Take Counsel From the Torah Ever New Each Day

Pesikta DeRav Kahana 12:12

"In the third month after they went out" (Exodus 19:1). This is what Scripture says, "Have I not written for you noble things in counsels and knowledge?" (Proverbs 22:20). If you seek to take counsel from the Torah, take it. David said: when I sought to take counsel from the Torah, I would gaze and take counsel, as it says, "In Your precepts I will meditate, and I will gaze upon Your ways" (Psalms 119:15). And it says, "In Your precepts I will contemplate" (Psalms 119:104). Ben Chuta said: if you seek to build and do not know how to lay it out, gaze into the Torah and learn, for it is written, "You shall make it with lower, second, and third stories" (Genesis 6:16). Thus, "in counsels and knowledge" (Proverbs 22:20).
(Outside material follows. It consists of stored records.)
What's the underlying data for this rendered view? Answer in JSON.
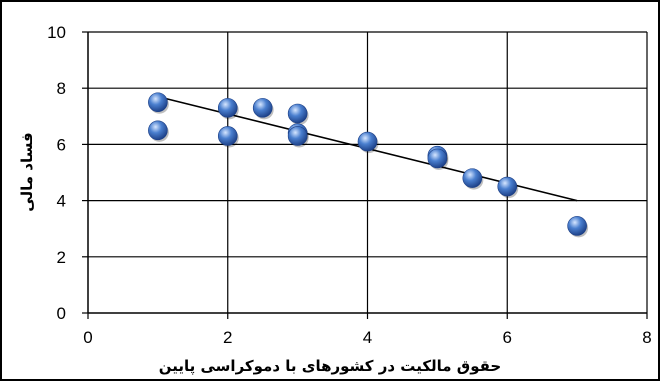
{
  "chart_data": {
    "type": "scatter",
    "title": "",
    "xlabel": "حقوق مالکیت در کشورهای با دموکراسی پایین",
    "ylabel": "فساد مالی",
    "xlim": [
      0,
      8
    ],
    "ylim": [
      0,
      10
    ],
    "x_ticks": [
      "0",
      "2",
      "4",
      "6",
      "8"
    ],
    "y_ticks": [
      "0",
      "2",
      "4",
      "6",
      "8",
      "10"
    ],
    "grid": true,
    "legend": "none",
    "series": [
      {
        "points": [
          {
            "x": 1,
            "y": 7.5
          },
          {
            "x": 1,
            "y": 6.5
          },
          {
            "x": 2,
            "y": 7.3
          },
          {
            "x": 2,
            "y": 6.3
          },
          {
            "x": 2.5,
            "y": 7.3
          },
          {
            "x": 3,
            "y": 7.1
          },
          {
            "x": 3,
            "y": 6.4
          },
          {
            "x": 3,
            "y": 6.3
          },
          {
            "x": 4,
            "y": 6.1
          },
          {
            "x": 5,
            "y": 5.6
          },
          {
            "x": 5,
            "y": 5.5
          },
          {
            "x": 5.5,
            "y": 4.8
          },
          {
            "x": 6,
            "y": 4.5
          },
          {
            "x": 7,
            "y": 3.1
          }
        ]
      }
    ],
    "trendline": {
      "x": [
        1,
        7
      ],
      "y": [
        7.7,
        4.0
      ]
    },
    "colors": {
      "marker": "#4a7fcf",
      "marker_highlight": "#d6e6ff",
      "marker_shadow": "#1c3f86",
      "trendline": "#000000",
      "grid": "#000000"
    }
  }
}
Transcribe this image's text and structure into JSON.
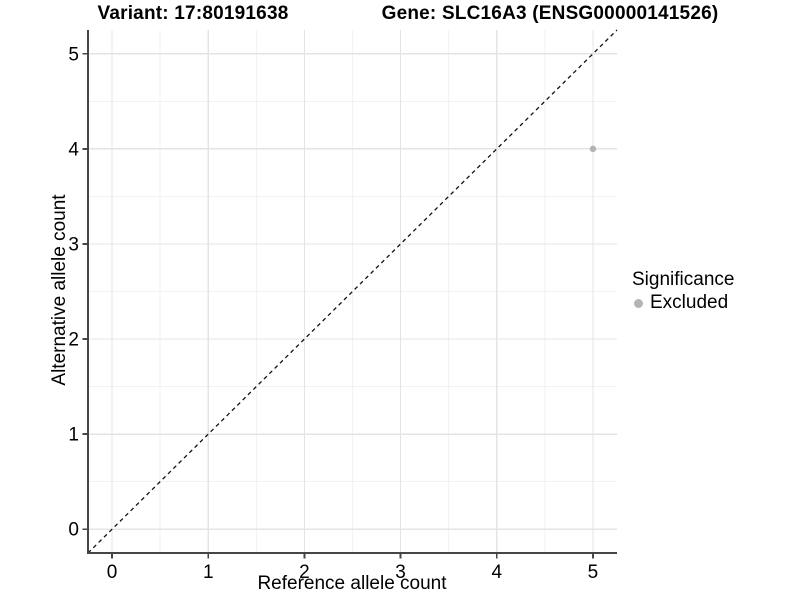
{
  "colors": {
    "background": "#ffffff",
    "grid_major": "#e4e4e4",
    "grid_minor": "#f2f2f2",
    "axis_line": "#464646",
    "tick_mark": "#464646",
    "text": "#000000",
    "point": "#b4b4b4",
    "reference_line": "#111111"
  },
  "chart_data": {
    "type": "scatter",
    "titles": {
      "left": "Variant: 17:80191638",
      "right": "Gene: SLC16A3 (ENSG00000141526)"
    },
    "xlabel": "Reference allele count",
    "ylabel": "Alternative allele count",
    "x_ticks": [
      0,
      1,
      2,
      3,
      4,
      5
    ],
    "y_ticks": [
      0,
      1,
      2,
      3,
      4,
      5
    ],
    "x_tick_labels": [
      "0",
      "1",
      "2",
      "3",
      "4",
      "5"
    ],
    "y_tick_labels": [
      "0",
      "1",
      "2",
      "3",
      "4",
      "5"
    ],
    "xlim": [
      -0.25,
      5.25
    ],
    "ylim": [
      -0.25,
      5.25
    ],
    "grid": {
      "major": true,
      "minor": true
    },
    "reference_line": {
      "equation": "y = x",
      "style": "dashed"
    },
    "series": [
      {
        "name": "Excluded",
        "color": "#b4b4b4",
        "points": [
          {
            "x": 5,
            "y": 4
          }
        ]
      }
    ],
    "legend": {
      "title": "Significance",
      "position": "right",
      "entries": [
        {
          "label": "Excluded",
          "color": "#b4b4b4"
        }
      ]
    }
  }
}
Another interpretation: "Have I not written for you noble things" [reading "sheloshim," thirty, as "shalishim," choice or threefold] (Proverbs 22:20). Rabbi said: let the Torah not be upon you like an old standing edict, but like a fresh edict that is only two or three days old. "Have I not written for you choice things" (Proverbs 22:20), as if it were written "the day before yesterday." Ben Azzai says: not like an edict that is two or three days old, but like an edict of this very day. Know this from what is written, "in the third month" (Exodus 19:1). It is not written "on that day they came," but rather "on this day they came to the wilderness of Sinai" (Exodus 19:1). And so it says, "This day the LORD your God commands you to do these statutes and ordinances" (Deuteronomy 26:16).